Linda Grace Hoyer Updike (1904–1989) was an American writer from Plowville, Pennsylvania. She was the mother of the writer John Updike and grandmother of the writer David Updike. Linda Updike also served as the model for several of her son's characters, including one of the main characters in the novel Of the Farm.

==Early life and education==
Linda Grace Hoyer (Updike) was born on June 20, 1904, on an 83-acre farm in Plowville, Pennsylvania, the only child of John Hoyer and Katherine Kramer Hoyer, who were of mainly German ancestry. The family attended Grace Evangelical Lutheran Church. Her parents sold their farm in 1921 and moved a large house in the nearby town of Shillington, Pennsylvania. Updike graduated from Keystone Normal School (now Kutztown University), and in 1923, at age 19, from Ursinus College, where she played field hockey. In 1924 she received a M.A. in English literature from Cornell University, where she wrote a thesis on Sir Walter Scott's The Bride of Lammermoor.

==Marriage and birth of John Updike==
Updike married her Ursinus classmate, Wesley Russell Updike, in 1925, and their only child, John, was born in 1932. Wesley Updike worked as a cable tester for AT&T until being laid off during the Great Depression. He then became a math teacher in Shillington. When John was 18 months old, Linda began working at Pomeroy's Department store in the drapery department, while trying unsuccessfully to publish fiction in various publications for many years, which made an impression on her son. The Updikes lived with her parents in Shillington while John was young. During World War II, Linda worked at a parachute factory and saved enough money to buy back her family farm and move the family to Plowville in 1945, to her son's chagrin.

==Later writer career, death and legacy==
Updike published her first of ten pieces in The New Yorker in 1961, and in 1971 her novel Enchantment was published.

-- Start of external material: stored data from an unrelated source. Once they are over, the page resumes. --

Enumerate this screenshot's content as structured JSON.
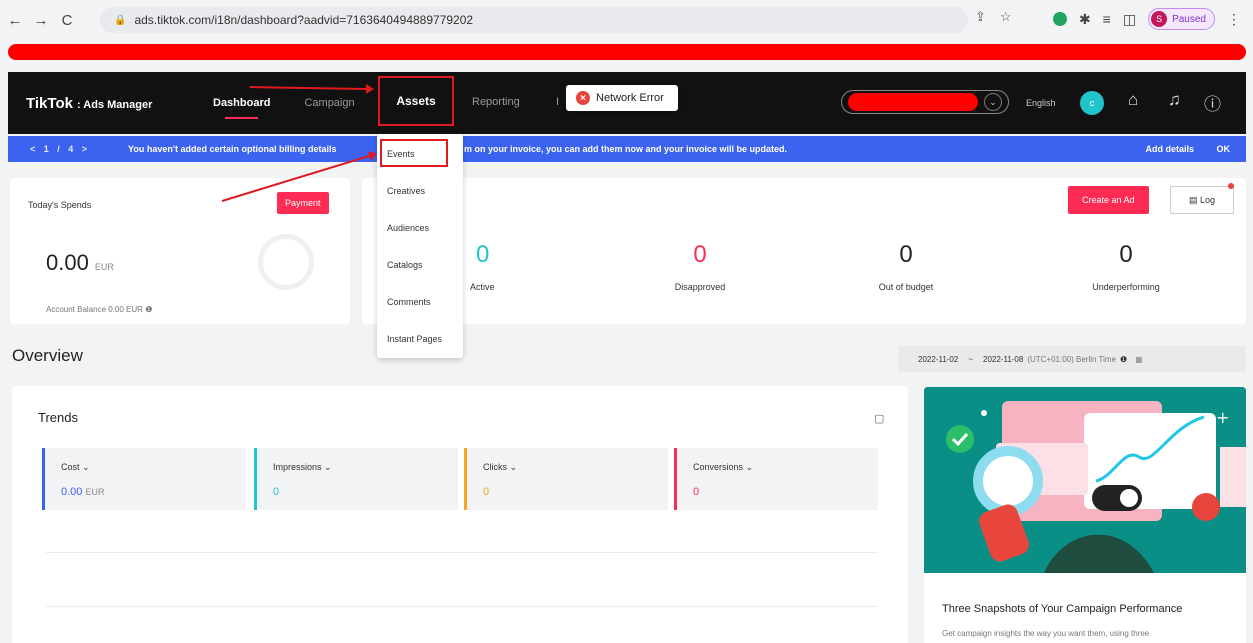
{
  "browser": {
    "url": "ads.tiktok.com/i18n/dashboard?aadvid=7163640494889779202",
    "profile_initial": "S",
    "profile_status": "Paused"
  },
  "header": {
    "logo": "TikTok",
    "logo_sub": ": Ads Manager",
    "nav": {
      "dashboard": "Dashboard",
      "campaign": "Campaign",
      "assets": "Assets",
      "reporting": "Reporting",
      "cut": "I"
    },
    "network_error": "Network Error",
    "language": "English",
    "avatar_initial": "c"
  },
  "banner": {
    "pager": "< 1 / 4 >",
    "message_part1": "You haven't added certain optional billing details",
    "message_part2": "m on your invoice, you can add them now and your invoice will be updated.",
    "add_details": "Add details",
    "ok": "OK"
  },
  "spend": {
    "label": "Today's Spends",
    "payment": "Payment",
    "amount": "0.00",
    "currency": "EUR",
    "balance": "Account Balance 0.00 EUR"
  },
  "status": {
    "create_ad": "Create an Ad",
    "log": "Log",
    "stats": [
      {
        "value": "0",
        "label": "Active",
        "color": "#20c4cb"
      },
      {
        "value": "0",
        "label": "Disapproved",
        "color": "#fe2c55"
      },
      {
        "value": "0",
        "label": "Out of budget",
        "color": "#222222"
      },
      {
        "value": "0",
        "label": "Underperforming",
        "color": "#222222"
      }
    ]
  },
  "assets_menu": {
    "items": [
      "Events",
      "Creatives",
      "Audiences",
      "Catalogs",
      "Comments",
      "Instant Pages"
    ]
  },
  "overview": {
    "title": "Overview",
    "date_start": "2022-11-02",
    "date_sep": "~",
    "date_end": "2022-11-08",
    "timezone": "(UTC+01:00) Berlin Time"
  },
  "trends": {
    "title": "Trends",
    "metrics": [
      {
        "name": "Cost",
        "value": "0.00",
        "unit": "EUR",
        "color": "#3c62f0"
      },
      {
        "name": "Impressions",
        "value": "0",
        "unit": "",
        "color": "#20c4cb"
      },
      {
        "name": "Clicks",
        "value": "0",
        "unit": "",
        "color": "#f5a623"
      },
      {
        "name": "Conversions",
        "value": "0",
        "unit": "",
        "color": "#fe2c55"
      }
    ]
  },
  "promo": {
    "title": "Three Snapshots of Your Campaign Performance",
    "text": "Get campaign insights the way you want them, using three"
  }
}
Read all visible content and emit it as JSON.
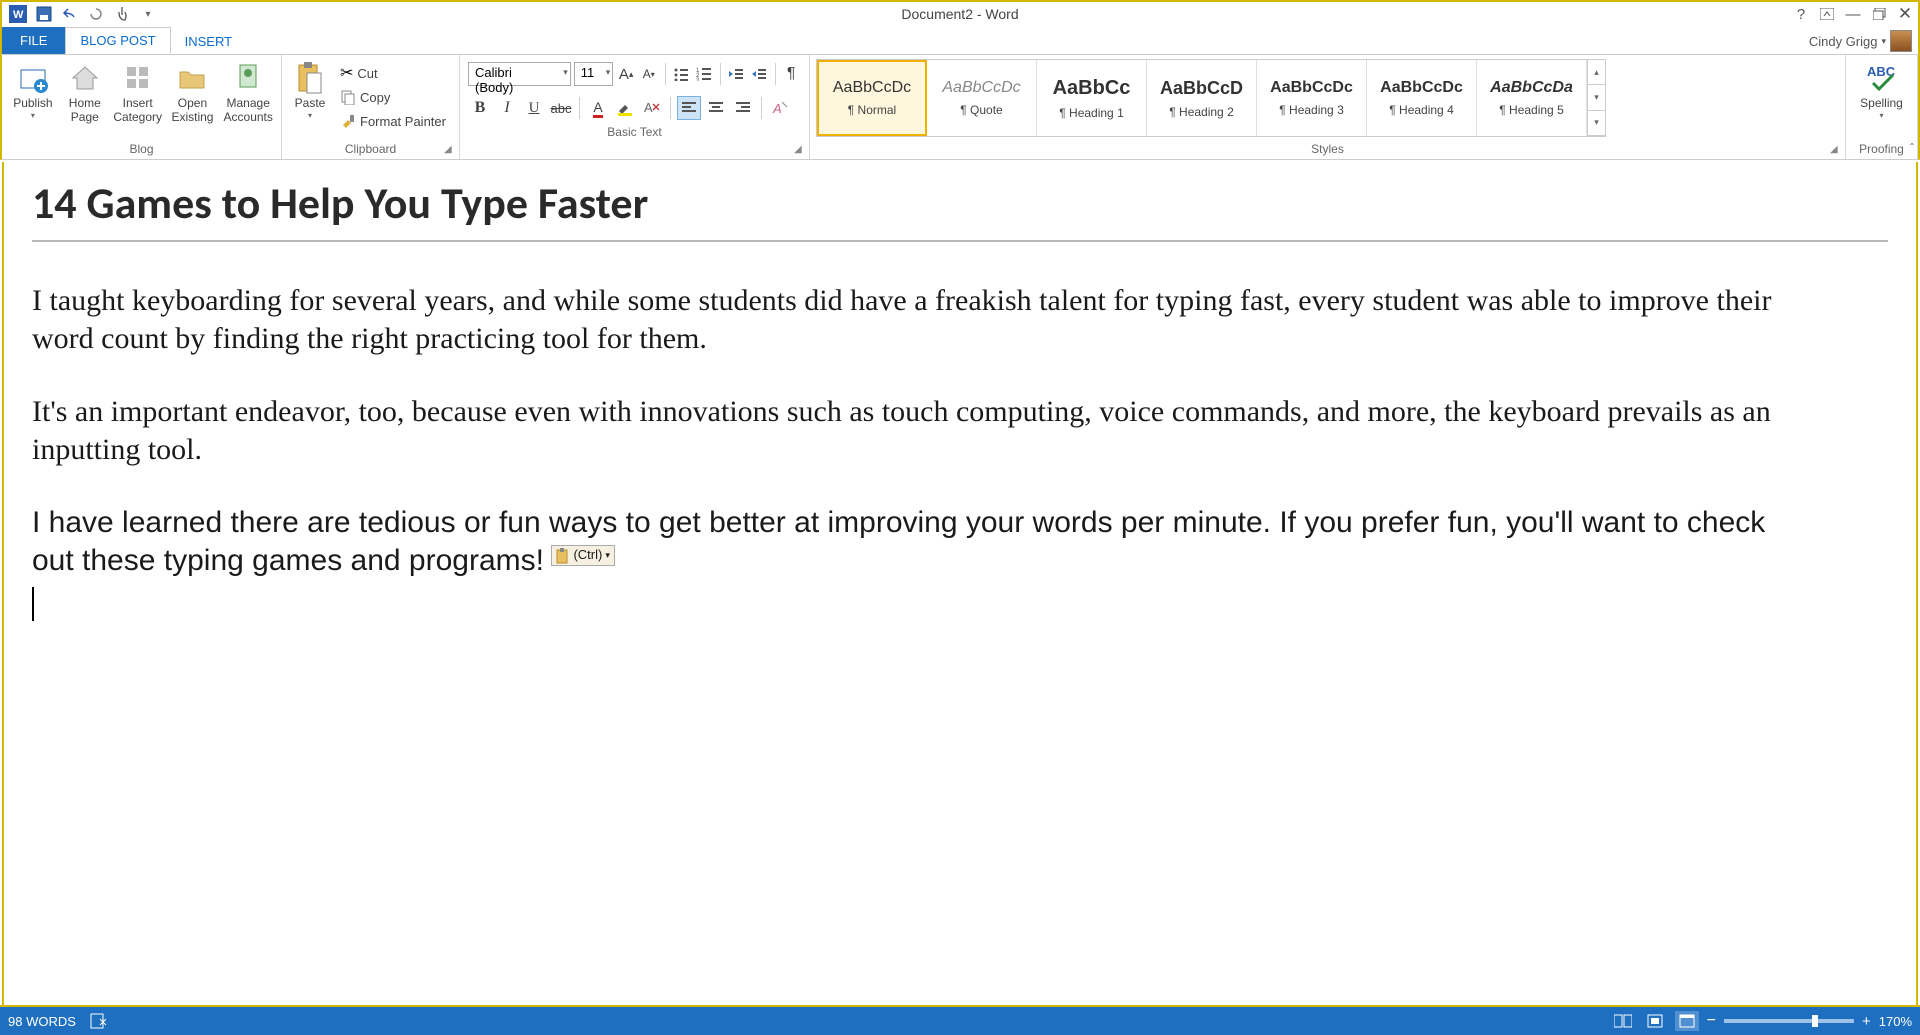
{
  "title": "Document2 - Word",
  "user": "Cindy Grigg",
  "tabs": {
    "file": "FILE",
    "blogpost": "BLOG POST",
    "insert": "INSERT"
  },
  "ribbon": {
    "blog": {
      "label": "Blog",
      "publish": "Publish",
      "homepage": "Home Page",
      "insertcat": "Insert Category",
      "openexisting": "Open Existing",
      "manageacc": "Manage Accounts"
    },
    "clipboard": {
      "label": "Clipboard",
      "paste": "Paste",
      "cut": "Cut",
      "copy": "Copy",
      "format": "Format Painter"
    },
    "basictext": {
      "label": "Basic Text",
      "font": "Calibri (Body)",
      "size": "11"
    },
    "styles": {
      "label": "Styles",
      "items": [
        {
          "preview": "AaBbCcDc",
          "name": "¶ Normal"
        },
        {
          "preview": "AaBbCcDc",
          "name": "¶ Quote"
        },
        {
          "preview": "AaBbCc",
          "name": "¶ Heading 1"
        },
        {
          "preview": "AaBbCcD",
          "name": "¶ Heading 2"
        },
        {
          "preview": "AaBbCcDc",
          "name": "¶ Heading 3"
        },
        {
          "preview": "AaBbCcDc",
          "name": "¶ Heading 4"
        },
        {
          "preview": "AaBbCcDa",
          "name": "¶ Heading 5"
        }
      ]
    },
    "proofing": {
      "label": "Proofing",
      "spelling": "Spelling"
    }
  },
  "document": {
    "heading": "14 Games to Help You Type Faster",
    "p1": "I taught keyboarding for several years, and while some students did have a freakish talent for typing fast, every student was able to improve their word count by finding the right practicing tool for them.",
    "p2": "It's an important endeavor, too, because even with innovations such as touch computing, voice commands, and more, the keyboard prevails as an inputting tool.",
    "p3": "I have learned there are tedious or fun ways to get better at improving your words per minute. If you prefer fun, you'll want to check out these typing games and programs!",
    "pasteopts": "(Ctrl)"
  },
  "status": {
    "words": "98 WORDS",
    "zoom": "170%"
  }
}
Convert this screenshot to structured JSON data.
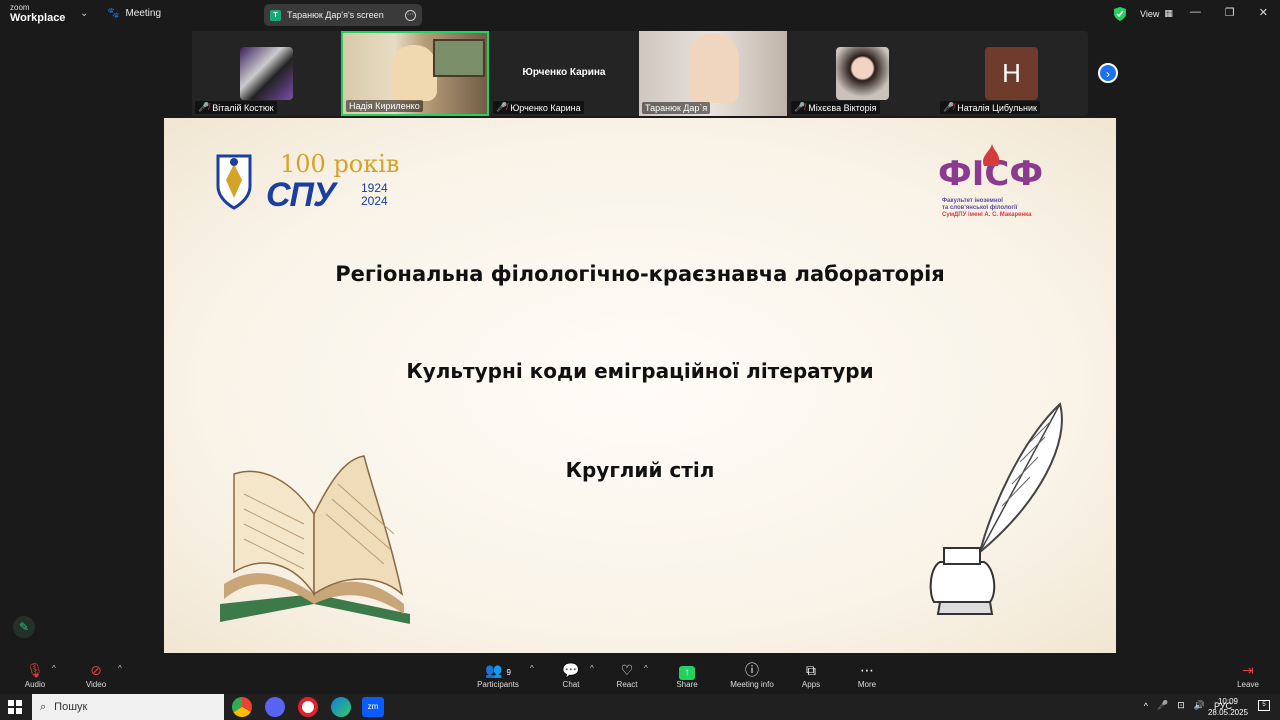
{
  "app": {
    "logo_top": "zoom",
    "logo_bottom": "Workplace",
    "meeting_label": "Meeting",
    "screen_share_label": "Таранюк Дар'я's screen",
    "view_label": "View"
  },
  "participants": [
    {
      "name": "Віталій Костюк",
      "muted": true
    },
    {
      "name": "Надія Кириленко",
      "muted": false,
      "active": true
    },
    {
      "name": "Юрченко Карина",
      "muted": true,
      "display": "Юрченко Карина"
    },
    {
      "name": "Таранюк Дар`я",
      "muted": false
    },
    {
      "name": "Міхєєва Вікторія",
      "muted": true
    },
    {
      "name": "Наталія Цибульник",
      "muted": true,
      "initial": "Н"
    }
  ],
  "slide": {
    "logo_left_text": "100 років",
    "logo_left_abbr": "СПУ",
    "logo_left_years": "1924 2024",
    "logo_right_abbr": "ФІСФ",
    "logo_right_caption1": "Факультет іноземної",
    "logo_right_caption2": "та слов'янської філології",
    "logo_right_caption3": "СумДПУ імені А. С. Макаренка",
    "title1": "Регіональна  філологічно-краєзнавча лабораторія",
    "title2": "Культурні коди еміграційної літератури",
    "title3": "Круглий стіл"
  },
  "toolbar": {
    "audio": "Audio",
    "video": "Video",
    "participants": "Participants",
    "participants_count": "9",
    "chat": "Chat",
    "react": "React",
    "share": "Share",
    "meeting_info": "Meeting info",
    "apps": "Apps",
    "more": "More",
    "leave": "Leave"
  },
  "taskbar": {
    "search_placeholder": "Пошук",
    "lang": "РУС",
    "time": "10:09",
    "date": "28.05.2025",
    "notif_count": "5"
  },
  "colors": {
    "accent_blue": "#1a73e8",
    "share_green": "#23d160",
    "muted_red": "#e23b3b",
    "spu_blue": "#1b3fa0",
    "spu_gold": "#d4a32a"
  }
}
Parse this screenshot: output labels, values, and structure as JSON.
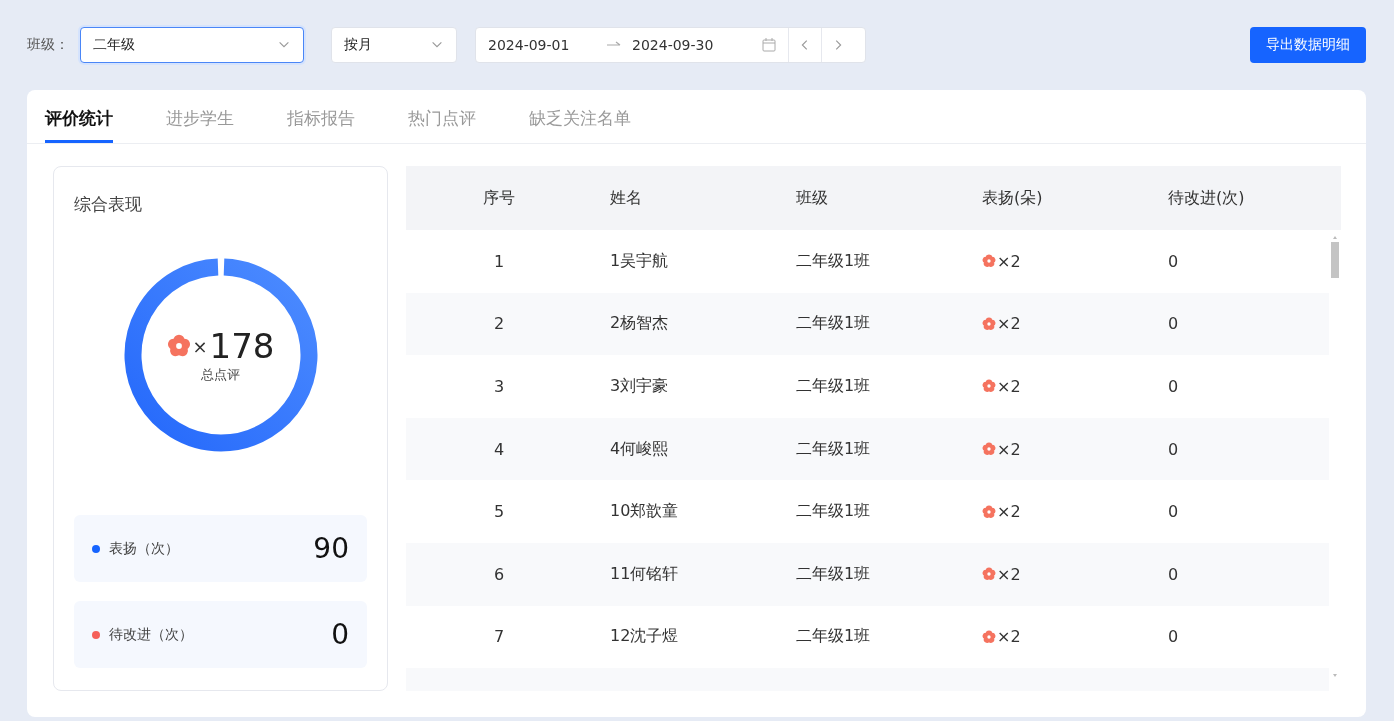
{
  "filters": {
    "class_label": "班级：",
    "class_value": "二年级",
    "period_value": "按月",
    "date_start": "2024-09-01",
    "date_end": "2024-09-30"
  },
  "export_button": "导出数据明细",
  "tabs": [
    {
      "label": "评价统计",
      "selected": true
    },
    {
      "label": "进步学生",
      "selected": false
    },
    {
      "label": "指标报告",
      "selected": false
    },
    {
      "label": "热门点评",
      "selected": false
    },
    {
      "label": "缺乏关注名单",
      "selected": false
    }
  ],
  "summary": {
    "title": "综合表现",
    "total_mark": "×",
    "total_value": "178",
    "total_label": "总点评",
    "stats": [
      {
        "label": "表扬（次）",
        "value": "90",
        "color": "#1664ff"
      },
      {
        "label": "待改进（次）",
        "value": "0",
        "color": "#f5605a"
      }
    ]
  },
  "table": {
    "columns": [
      "序号",
      "姓名",
      "班级",
      "表扬(朵)",
      "待改进(次)"
    ],
    "rows": [
      {
        "index": "1",
        "name": "1吴宇航",
        "class": "二年级1班",
        "praise": "×2",
        "improve": "0"
      },
      {
        "index": "2",
        "name": "2杨智杰",
        "class": "二年级1班",
        "praise": "×2",
        "improve": "0"
      },
      {
        "index": "3",
        "name": "3刘宇豪",
        "class": "二年级1班",
        "praise": "×2",
        "improve": "0"
      },
      {
        "index": "4",
        "name": "4何峻熙",
        "class": "二年级1班",
        "praise": "×2",
        "improve": "0"
      },
      {
        "index": "5",
        "name": "10郑歆童",
        "class": "二年级1班",
        "praise": "×2",
        "improve": "0"
      },
      {
        "index": "6",
        "name": "11何铭轩",
        "class": "二年级1班",
        "praise": "×2",
        "improve": "0"
      },
      {
        "index": "7",
        "name": "12沈子煜",
        "class": "二年级1班",
        "praise": "×2",
        "improve": "0"
      }
    ]
  }
}
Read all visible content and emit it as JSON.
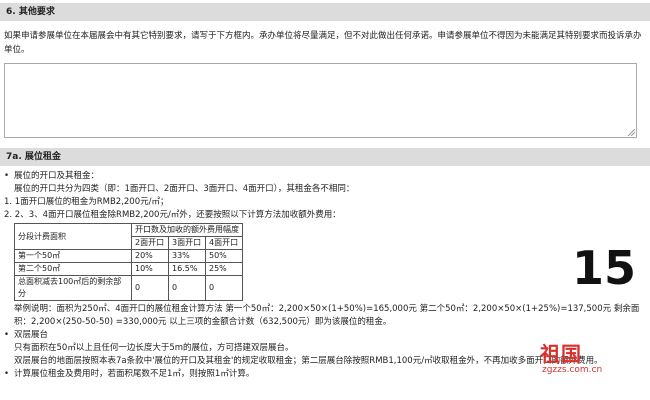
{
  "section6": {
    "header": "6. 其他要求",
    "intro": "如果申请参展单位在本届展会中有其它特别要求，请写于下方框内。承办单位将尽量满足，但不对此做出任何承诺。申请参展单位不得因为未能满足其特别要求而投诉承办单位。"
  },
  "section7a": {
    "header": "7a. 展位租金",
    "bullet1": "展位的开口及其租金：",
    "line1": "展位的开口共分为四类（即：1面开口、2面开口、3面开口、4面开口），其租金各不相同：",
    "item1": "1. 1面开口展位的租金为RMB2,200元/㎡；",
    "item2": "2. 2、3、4面开口展位租金除RMB2,200元/㎡外，还要按照以下计算方法加收额外费用：",
    "table": {
      "row_header": "分段计费面积",
      "group_header": "开口数及加收的额外费用幅度",
      "cols": [
        "2面开口",
        "3面开口",
        "4面开口"
      ],
      "rows": [
        {
          "label": "第一个50㎡",
          "values": [
            "20%",
            "33%",
            "50%"
          ]
        },
        {
          "label": "第二个50㎡",
          "values": [
            "10%",
            "16.5%",
            "25%"
          ]
        },
        {
          "label": "总面积减去100㎡后的剩余部分",
          "values": [
            "0",
            "0",
            "0"
          ]
        }
      ]
    },
    "example": "举例说明：面积为250㎡、4面开口的展位租金计算方法 第一个50㎡：2,200×50×(1+50%)=165,000元 第二个50㎡：2,200×50×(1+25%)=137,500元 剩余面积：2,200×(250-50-50) =330,000元 以上三项的金额合计数（632,500元）即为该展位的租金。",
    "bullet2": "双层展台",
    "double1": "只有面积在50㎡以上且任何一边长度大于5m的展位，方可搭建双层展台。",
    "double2": "双层展台的地面层按照本表7a条款中'展位的开口及其租金'的规定收取租金；第二层展台除按照RMB1,100元/㎡收取租金外，不再加收多面开口的额外费用。",
    "bullet3": "计算展位租金及费用时，若面积尾数不足1㎡，则按照1㎡计算。"
  },
  "overlay_number": "15",
  "watermark": {
    "main": "祖国",
    "sub": "zgzzs.com.cn"
  }
}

Her manuscript of a historical novel about Ponce De Leon remains unpublished as of 2022, despite being her magnum opus, which she worked on for many years. Updike died at her farm in Plowville in 1989 and was buried at Robeson Lutheran Church Cemetery. In 1990, Updike's semi-autobiographical collection of stories The Predator was published posthumously with illustrations by her granddaughter Elizabeth Updike Cobblah. Many of her papers are held at Ursinus College, to which her son donated them.